Oleh: Dr. Syahganda Nainggolan
(Jakarta Development Initiative)
Soal Jokowi memindahkan ibukota
sudah mendapat bahasan dari berbagai ahli. Yang paling idealis adalah pakar
hukum tatanegara, Irman Putrasidin, dalam pesan munajat konstitusi. Dia
mengaitkan kesakralan ibukota, yakni Jakarta, sebagai jejak perjuangan bangsa
melawan kolonialisme. Model analisis tanah dan kesakralannya, di mana tanah
tempat berpijak dianggap mewarisi nilai intrinsiknya, dibanding nilai nominal,
merupakan idealisasi kaum perjuangan dalam melihat tanah berpijak. Semakin
banyak nilai2 di tanah itu, seperti makam2 para orang suci, semakin bernilai
tanah tersebut.
Putrasidin menolak pemindahan
ibukota ke Kalimantan Timur, karena tempat baru itu tidak mempunyai akar
sejarah yang kuat sebagai centrum perekat bangsa.
Pandangan Fahri Hamzah lebih pada
aspek legal dan prosedur. Fahri mengatakan bahwa Jokowi perlu merubah 8 Undang
Undang sebelum bicara memindahkan ibukota, atau secara sepihak menyatakan
ibukota baru ada di Kalimantan Timur.
Pandangan Ridwan Kamil, Gubernur
Jabar, lebih pada desain ibukota baru. Menurutnya ibukota baru lebih baik
mencontoh Washington D. C, ibukota Amerika, yang proporsi penduduk dan luas
tanah seimbang untuk mudah dikembangkan. Kutai Kartanegara dan Penajem, dengan
lahan yang disediakan 200.000 Ha versus penduduk 1,5 juta tidak ideal. Akan
mubazir seperti ibukota pindahan Brazil, Brasilia, yang kosong atau juga
Ibukota pindahan Burma, Naypyidaw. Brasilia dan Naypyidaw menurut RK kurang
benar perencanaannya. Ukuran lahan menurut TK cukup sekitar 35.000 HA untuk
rencana ibukota baru, agar tidak mubazir.
Pandangan lainnya, Muhammad Said
Didu, mantan sekretaris Menteri BUMN, lebih kepada siapa pembiaya pembangunan
ibukota baru ini? Menurutnya dalam situasi ekonomi yang sulit, biaya hanya
mungkin dilakukan dengan hutang dan kombinasi dengan menjual asset negara
ketangan asing di Jakarta.
Aspek teori dalam Pemindahan
Ibukota
Pemindahan ibukota sering terjadi
diberbagai negara2 di dunia dan berlangsung sejak dahulu kala. Western Roman
Empire (Kerajaan Roma) misalnya memindahkan ibukota dari Milan ke Revenna
Ketika Revenna diserang kaum barbar, ibukota dipindahkan ke Konstantinopel,
tempat di mana Kerajaan Roma Timur berada. Indonesia sendiri memindahkan
ibukota dari Jakarta ke Yogyakarta, pada awal kemerdekaan, karena Belanda
merebut ibukota Jakarta dan tidak mengakui Republik Indonesia.
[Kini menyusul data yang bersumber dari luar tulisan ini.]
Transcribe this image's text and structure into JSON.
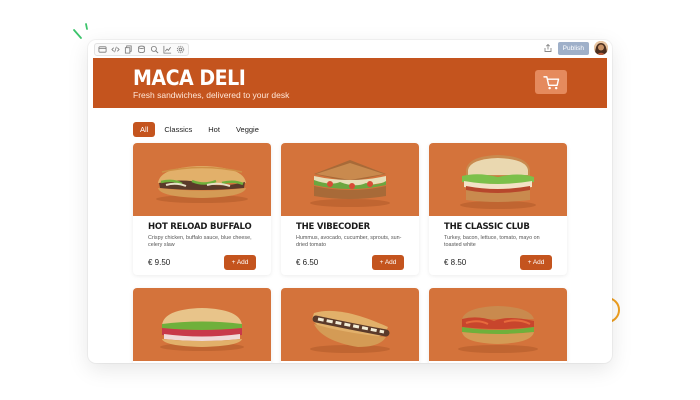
{
  "toolbar": {
    "tools": [
      "browser-icon",
      "code-icon",
      "pages-icon",
      "database-icon",
      "search-icon",
      "analytics-icon",
      "settings-icon"
    ],
    "publish_label": "Publish"
  },
  "header": {
    "brand": "MACA DELI",
    "tagline": "Fresh sandwiches, delivered to your desk",
    "cart_icon": "cart-icon"
  },
  "filters": [
    "All",
    "Classics",
    "Hot",
    "Veggie"
  ],
  "active_filter": "All",
  "products": [
    {
      "name": "HOT RELOAD BUFFALO",
      "description": "Crispy chicken, buffalo sauce, blue cheese, celery slaw",
      "price": "€ 9.50",
      "add_label": "+ Add"
    },
    {
      "name": "THE VIBECODER",
      "description": "Hummus, avocado, cucumber, sprouts, sun-dried tomato",
      "price": "€ 6.50",
      "add_label": "+ Add"
    },
    {
      "name": "THE CLASSIC CLUB",
      "description": "Turkey, bacon, lettuce, tomato, mayo on toasted white",
      "price": "€ 8.50",
      "add_label": "+ Add"
    }
  ],
  "colors": {
    "brand": "#c4541e",
    "card_bg": "#d4733b",
    "accent_ring": "#f0a020",
    "publish": "#9fb0c9"
  }
}
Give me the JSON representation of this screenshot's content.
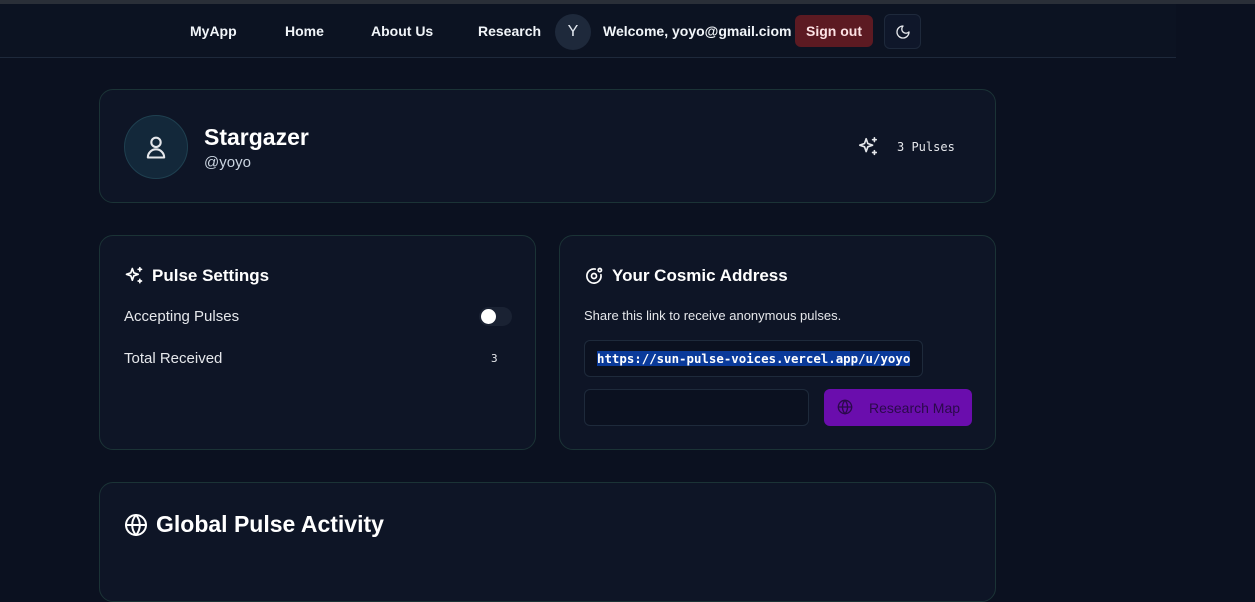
{
  "nav": {
    "brand": "MyApp",
    "links": [
      "Home",
      "About Us",
      "Research"
    ],
    "avatar_initial": "Y",
    "welcome": "Welcome, yoyo@gmail.ciom",
    "sign_out": "Sign out",
    "theme_icon": "moon-icon"
  },
  "profile": {
    "name": "Stargazer",
    "handle": "@yoyo",
    "pulses": "3 Pulses",
    "avatar_icon": "user-icon",
    "pulses_icon": "sparkles-icon"
  },
  "settings": {
    "title": "Pulse Settings",
    "title_icon": "sparkles-icon",
    "accepting_label": "Accepting Pulses",
    "accepting_enabled": false,
    "total_label": "Total Received",
    "total_value": "3"
  },
  "cosmic": {
    "title": "Your Cosmic Address",
    "title_icon": "orbit-icon",
    "description": "Share this link to receive anonymous pulses.",
    "link": "https://sun-pulse-voices.vercel.app/u/yoyo",
    "secondary_value": "",
    "button_label": "Research Map",
    "button_icon": "globe-icon"
  },
  "activity": {
    "title": "Global Pulse Activity",
    "title_icon": "globe-icon"
  },
  "colors": {
    "background": "#0b1120",
    "card_border": "#1b3336",
    "sign_out_bg": "#5c1a22",
    "button_purple": "#6a0dad",
    "selection_blue": "#0a3a9a"
  }
}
Di luar urusan perang atau
penkalukan, Edward Schatz, Southern Illinois University, dalam “When capital
cities move: the political geographic of nation and state building”, 2003,
mengetengahkan disposisi bahwa pemindahan ibukota umumnya terkait dengan “state
and nation building”. Schatz menggambarkan fenomena berbeda negara di eropa
dengan non-eropa dengan merujuk pada Westphalia (German abad ke 17). Di eropa ”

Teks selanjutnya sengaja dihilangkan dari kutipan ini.